When it was founded, the original group agreed to have an annual meeting on July 2 at the property. That is still a time when many property owners gather, and on July 4 now there is a picnic where the families watch fireworks fired by area neighbors.

Everyone is still creating new memories together. It was on the north shore that Hooper’s father built Putt, a wooden rowboat.

“My dad built this little wooden rowboat and he had this vision that he would take the whole family for a ride in the rowboat, because it was pretty big in the basement,” Hooper said. “And by the time they got it up the steps - well, they felt like maybe one parent then. By the time they put it in the lake it’s like, ‘Well, this one’s for kids’.”

Putt would be loaded down with kids wearing orange life jackets, piloting around the lake with a 3-horsepower motor. Hooper’s own children got to use Putt, but now everyone seems to have kayaks. Many members have fishing boats and sailboats.

“So it was a place where we worked hard to maintain it,” Wilson said. “And then we got to play there as well.”

“I love listening in the middle of night to the music of the loons,” Heinisch said. “I am 76 years old and bought a new pair of water skis for the summer. For myself, I have a sailboat and what you do on the lake is to sail and to take grandchildren out and have them experience the interrelationship of a boat that becomes alive with the wind.”

The community feeling created by the charter members remains even today, 99 years after the founding members first portaged to the undeveloped lot.

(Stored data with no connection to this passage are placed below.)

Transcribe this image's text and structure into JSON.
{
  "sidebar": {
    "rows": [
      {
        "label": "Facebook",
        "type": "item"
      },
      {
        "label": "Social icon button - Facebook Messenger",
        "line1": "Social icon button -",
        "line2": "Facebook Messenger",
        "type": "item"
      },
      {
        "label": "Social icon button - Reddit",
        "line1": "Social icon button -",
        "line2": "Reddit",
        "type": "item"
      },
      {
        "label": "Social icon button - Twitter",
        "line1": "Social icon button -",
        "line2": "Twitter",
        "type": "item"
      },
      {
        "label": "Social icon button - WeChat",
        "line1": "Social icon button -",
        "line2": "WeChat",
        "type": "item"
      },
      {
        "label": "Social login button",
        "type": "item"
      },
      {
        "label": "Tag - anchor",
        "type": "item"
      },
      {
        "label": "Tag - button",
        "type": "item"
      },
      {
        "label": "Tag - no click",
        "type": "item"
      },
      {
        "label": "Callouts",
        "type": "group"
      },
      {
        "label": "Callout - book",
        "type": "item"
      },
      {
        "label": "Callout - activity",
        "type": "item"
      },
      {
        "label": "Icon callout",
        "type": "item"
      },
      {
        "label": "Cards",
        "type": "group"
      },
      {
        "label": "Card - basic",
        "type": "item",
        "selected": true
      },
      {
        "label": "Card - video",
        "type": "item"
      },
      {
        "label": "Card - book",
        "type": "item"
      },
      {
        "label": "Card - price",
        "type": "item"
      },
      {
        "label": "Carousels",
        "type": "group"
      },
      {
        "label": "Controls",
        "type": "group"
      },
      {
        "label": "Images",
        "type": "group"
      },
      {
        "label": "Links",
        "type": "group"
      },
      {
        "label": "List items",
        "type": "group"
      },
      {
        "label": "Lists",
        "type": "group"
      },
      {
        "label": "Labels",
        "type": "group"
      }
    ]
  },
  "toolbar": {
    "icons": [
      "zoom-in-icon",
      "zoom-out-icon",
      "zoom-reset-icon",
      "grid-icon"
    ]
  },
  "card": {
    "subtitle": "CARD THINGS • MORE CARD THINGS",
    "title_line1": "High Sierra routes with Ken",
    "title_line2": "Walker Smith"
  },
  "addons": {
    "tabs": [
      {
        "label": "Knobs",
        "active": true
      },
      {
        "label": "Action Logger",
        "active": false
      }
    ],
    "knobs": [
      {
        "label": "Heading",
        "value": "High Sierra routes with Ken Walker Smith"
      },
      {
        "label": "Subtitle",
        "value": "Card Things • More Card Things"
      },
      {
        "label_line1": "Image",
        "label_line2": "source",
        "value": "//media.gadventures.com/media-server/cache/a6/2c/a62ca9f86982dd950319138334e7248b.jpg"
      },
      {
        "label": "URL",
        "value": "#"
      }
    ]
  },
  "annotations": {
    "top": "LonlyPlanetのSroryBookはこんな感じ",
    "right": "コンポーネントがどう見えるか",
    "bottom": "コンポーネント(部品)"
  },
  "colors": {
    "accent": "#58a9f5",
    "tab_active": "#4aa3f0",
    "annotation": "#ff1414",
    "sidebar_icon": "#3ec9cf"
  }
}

“I’m 52 years old,” Hooper said. “And I have neighbors at the lake that are kids that I grew up with. There’s always a pack of kids running up and down the path. And the kids that I ran with are now parents, and our parents are still there, too. And our grandparents. It’s just those multi-generational connections, I think that it’s really important.”

“As we get older, we understand the importance of relationships in keeping us healthy,” Wilson said. “And so, we look forward to freshening and nourishing those relationships with these families that we’ve known for a long time. To me that’s very important.”